In gut neuntausend Metern Höhe, irgendwo zwischen Buffalo und Dallas, verstaute er seine Zeitschrift im Ablagenetz, drehte sich zu mir und fragte: „Und was machen Sie so beruflich?“
„Ich bin Eheberater und halte Eheseminare“, antwortete ich so beiläufig wie möglich.
„Das trifft sich gut“, sagte er. „Mich beschäftigt schon lange eine Frage: Was wird eigentlich nach der Hochzeit aus der Liebe?“
An ein Schläfchen war nun ohnehin nicht mehr zu denken. Und so fragte ich nach: „Wie meinen Sie das?“
„Ich bin dreimal verheiratet gewesen. Und jedes Mal war es traumhaft, bevor wir verheiratet waren. Aber kurz nach der Hochzeit war dann alles immer sehr schnell aus. Die ganze Liebe, die ich für sie zu haben schien und die sie für mich wohl hatte, löste sich in Luft auf. Ich bin sonst nicht auf den Kopf gefallen; ich bin erfolgreich in meinem Beruf, aber das verstehe ich einfach nicht.“
„Wie lange waren Sie denn jeweils verheiratet?“, erkundigte ich mich.
„Meine erste Ehe hielt ungefähr zehn Jahre. Beim zweiten Mal dauerte es drei Jahre und zum Schluss war ich fast sechs Jahre verheiratet.“
„Hat sich Ihre Liebe immer gleich nach der Hochzeit verflüchtigt oder war es mehr ein allmählicher Prozess?“
„Nun ja, die zweite Ehe war von Anfang an ein Reinfall. Ich weiß gar nicht, wie das alles gekommen ist. Ich hatte wirklich gedacht, dass wir uns lieben.
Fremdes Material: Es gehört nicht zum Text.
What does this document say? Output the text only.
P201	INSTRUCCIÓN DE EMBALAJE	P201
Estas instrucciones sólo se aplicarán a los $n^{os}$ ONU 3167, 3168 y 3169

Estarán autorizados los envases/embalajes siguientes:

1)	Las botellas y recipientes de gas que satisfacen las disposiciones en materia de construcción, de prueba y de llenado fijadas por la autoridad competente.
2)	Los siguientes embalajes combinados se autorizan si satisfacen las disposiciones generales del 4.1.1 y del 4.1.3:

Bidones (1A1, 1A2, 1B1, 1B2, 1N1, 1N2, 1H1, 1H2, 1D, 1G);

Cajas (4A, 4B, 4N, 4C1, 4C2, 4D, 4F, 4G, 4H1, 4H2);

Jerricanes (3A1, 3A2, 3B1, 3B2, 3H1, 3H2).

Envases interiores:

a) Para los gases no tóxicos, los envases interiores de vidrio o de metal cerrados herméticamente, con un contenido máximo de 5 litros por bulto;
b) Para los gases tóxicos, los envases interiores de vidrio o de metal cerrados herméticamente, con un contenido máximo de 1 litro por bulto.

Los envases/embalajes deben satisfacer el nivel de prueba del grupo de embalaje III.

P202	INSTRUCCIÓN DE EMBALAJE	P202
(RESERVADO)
Aber schon die Flitterwochen waren eine einzige Katastrophe. Und davon haben wir uns niemals erholt. Wir waren erst ein halbes Jahr lang zusammen, als wir heirateten. Es war eine atemberaubende Romanze. Aber gleich nach der Hochzeit wurde ein Schlachtfeld daraus.
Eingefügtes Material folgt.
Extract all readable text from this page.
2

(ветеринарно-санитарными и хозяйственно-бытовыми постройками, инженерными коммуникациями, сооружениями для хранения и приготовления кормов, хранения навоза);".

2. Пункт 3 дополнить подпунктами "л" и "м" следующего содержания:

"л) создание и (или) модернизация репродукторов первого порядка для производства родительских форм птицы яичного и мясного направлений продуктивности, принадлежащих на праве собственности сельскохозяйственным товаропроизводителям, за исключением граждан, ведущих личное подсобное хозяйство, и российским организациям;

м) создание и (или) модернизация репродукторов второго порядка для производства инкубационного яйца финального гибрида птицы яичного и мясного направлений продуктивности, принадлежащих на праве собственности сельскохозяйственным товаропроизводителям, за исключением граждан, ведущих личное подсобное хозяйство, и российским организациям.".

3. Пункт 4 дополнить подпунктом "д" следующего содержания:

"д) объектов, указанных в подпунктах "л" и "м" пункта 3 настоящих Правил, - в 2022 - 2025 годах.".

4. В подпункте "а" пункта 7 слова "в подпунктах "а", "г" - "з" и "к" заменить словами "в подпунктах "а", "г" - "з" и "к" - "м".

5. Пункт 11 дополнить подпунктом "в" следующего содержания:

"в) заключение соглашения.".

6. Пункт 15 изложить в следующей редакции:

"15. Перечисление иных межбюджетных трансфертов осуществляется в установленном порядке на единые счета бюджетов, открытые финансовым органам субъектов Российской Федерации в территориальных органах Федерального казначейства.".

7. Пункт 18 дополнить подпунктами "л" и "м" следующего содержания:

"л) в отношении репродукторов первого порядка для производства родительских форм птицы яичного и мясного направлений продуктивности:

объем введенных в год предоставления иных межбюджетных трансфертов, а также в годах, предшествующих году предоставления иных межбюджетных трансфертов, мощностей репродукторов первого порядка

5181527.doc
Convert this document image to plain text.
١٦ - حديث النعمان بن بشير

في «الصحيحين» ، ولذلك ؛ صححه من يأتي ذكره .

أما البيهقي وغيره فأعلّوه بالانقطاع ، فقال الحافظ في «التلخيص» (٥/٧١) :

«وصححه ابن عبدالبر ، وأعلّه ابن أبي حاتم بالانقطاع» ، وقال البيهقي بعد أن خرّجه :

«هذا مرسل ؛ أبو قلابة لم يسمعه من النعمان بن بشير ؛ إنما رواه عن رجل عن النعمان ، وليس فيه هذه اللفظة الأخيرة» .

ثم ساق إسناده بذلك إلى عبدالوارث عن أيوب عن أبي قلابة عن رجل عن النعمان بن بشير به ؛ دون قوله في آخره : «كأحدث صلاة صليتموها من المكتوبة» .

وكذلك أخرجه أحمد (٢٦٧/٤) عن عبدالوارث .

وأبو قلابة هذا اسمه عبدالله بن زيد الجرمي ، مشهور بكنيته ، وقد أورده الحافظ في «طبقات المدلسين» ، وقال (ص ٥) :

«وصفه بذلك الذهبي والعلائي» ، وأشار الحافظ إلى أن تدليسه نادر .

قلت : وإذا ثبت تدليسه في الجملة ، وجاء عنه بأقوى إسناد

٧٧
In meiner ersten Ehe hatten wir drei oder vier gute Jahre, bevor das Baby kam. Nach der Geburt hatte ich das Gefühl, dass sie ihre ganze Aufmerksamkeit dem Baby schenkte und ich keine Rolle mehr spielte. Auf mich wirkte das so, dass sie nur ein einziges Lebensziel hatte, nämlich ein Kind zu bekommen, und als das auf der Welt war, brauchte sie mich nicht mehr.“
„Haben Sie ihr das gesagt?“, fragte ich.
„Ja, aber sie meinte nur, ich sei übergeschnappt. Ich könne nicht verstehen, was es bedeutet, rund um die Uhr für das Kind da zu sein. Ich solle mehr Verständnis aufbringen und ihr mehr helfen. Ich habe mich wirklich bemüht, aber das schien auch nichts zu nützen. Danach haben wir uns immer mehr auseinandergelebt. Nach einer Weile war nichts mehr von Liebe zu spüren. In mir war etwas gestorben. Wir beide waren uns einig, dass unsere Ehe am Ende war.
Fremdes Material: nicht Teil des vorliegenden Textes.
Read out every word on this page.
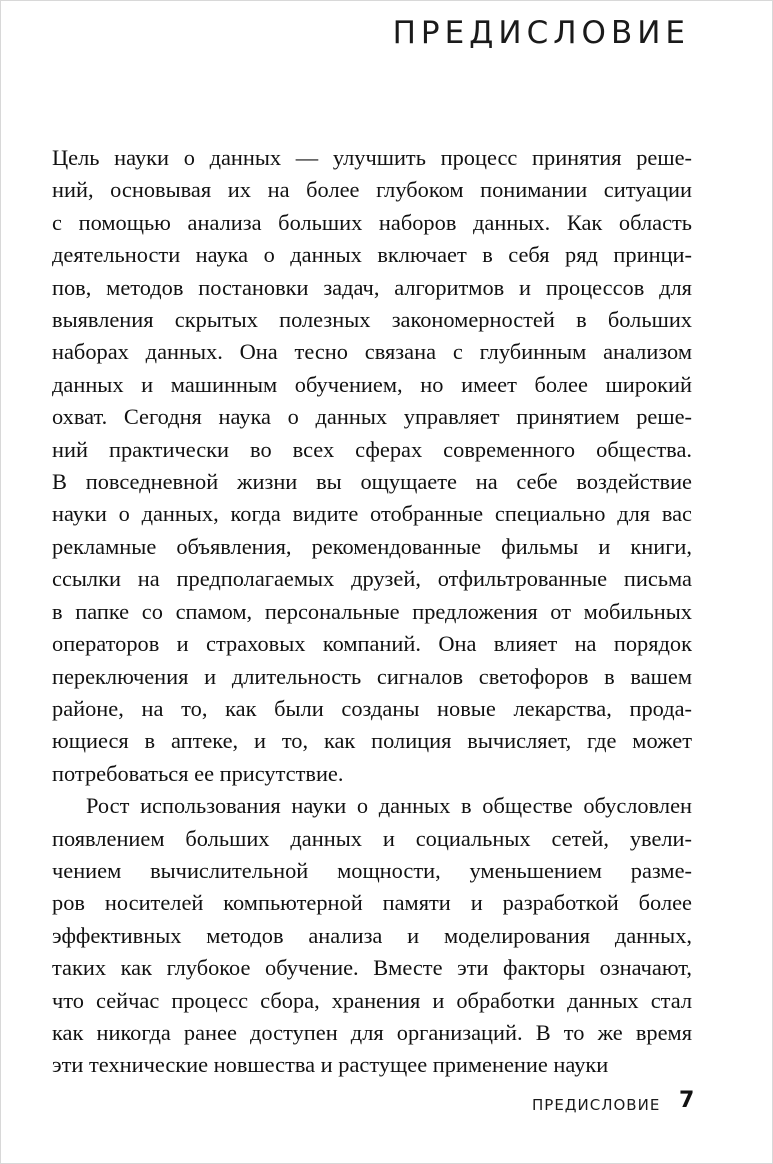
ПРЕДИСЛОВИЕ

Цель науки о данных — улучшить процесс принятия реше-
ний, основывая их на более глубоком понимании ситуации
с помощью анализа больших наборов данных. Как область
деятельности наука о данных включает в себя ряд принци-
пов, методов постановки задач, алгоритмов и процессов для
выявления скрытых полезных закономерностей в больших
наборах данных. Она тесно связана с глубинным анализом
данных и машинным обучением, но имеет более широкий
охват. Сегодня наука о данных управляет принятием реше-
ний практически во всех сферах современного общества.
В повседневной жизни вы ощущаете на себе воздействие
науки о данных, когда видите отобранные специально для вас
рекламные объявления, рекомендованные фильмы и книги,
ссылки на предполагаемых друзей, отфильтрованные письма
в папке со спамом, персональные предложения от мобильных
операторов и страховых компаний. Она влияет на порядок
переключения и длительность сигналов светофоров в вашем
районе, на то, как были созданы новые лекарства, прода-
ющиеся в аптеке, и то, как полиция вычисляет, где может
потребоваться ее присутствие.

Рост использования науки о данных в обществе обусловлен
появлением больших данных и социальных сетей, увели-
чением вычислительной мощности, уменьшением разме-
ров носителей компьютерной памяти и разработкой более
эффективных методов анализа и моделирования данных,
таких как глубокое обучение. Вместе эти факторы означают,
что сейчас процесс сбора, хранения и обработки данных стал
как никогда ранее доступен для организаций. В то же время
эти технические новшества и растущее применение науки

ПРЕДИСЛОВИЕ 7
Ja, und meine letzte Ehe … Ich habe wirklich gedacht, jetzt würde alles anders werden. Ich war inzwischen drei Jahre geschieden. Zwei Jahre waren wir zusammen, und ich habe gedacht, wir wüssten, was wir tun. Ich habe geglaubt, dass ich jetzt zum ersten Mal begriffen hätte, was es wirklich bedeutet, einen anderen Menschen zu lieben. Und ich hatte wirklich das Gefühl, dass sie meine Liebe erwidert. Nach der Hochzeit habe ich mich, glaube ich, nicht verändert. Ich habe ihr gegenüber meine Liebe so zum Ausdruck gebracht wie vor unserer Ehe. Ich machte ihr Komplimente über ihr Aussehen und sagte ihr, wie stolz ich auf sie war. Doch schon ein paar Monate nach der Hochzeit fing sie an, sich zu beklagen, zuerst über Kleinigkeiten: dass ich zum Beispiel den Müll nicht rausgebracht oder meine Sachen nicht ordentlich in den Schrank gehängt hätte. Später kritisierte sie mich sehr persönlich, sagte, dass sie mir nicht mehr vertrauen könne, und warf mir vor, ich sei ihr gegenüber nicht ehrlich. Sie wurde eine durch und durch negative Person. So missgestimmt war sie vor der Ehe nie gewesen.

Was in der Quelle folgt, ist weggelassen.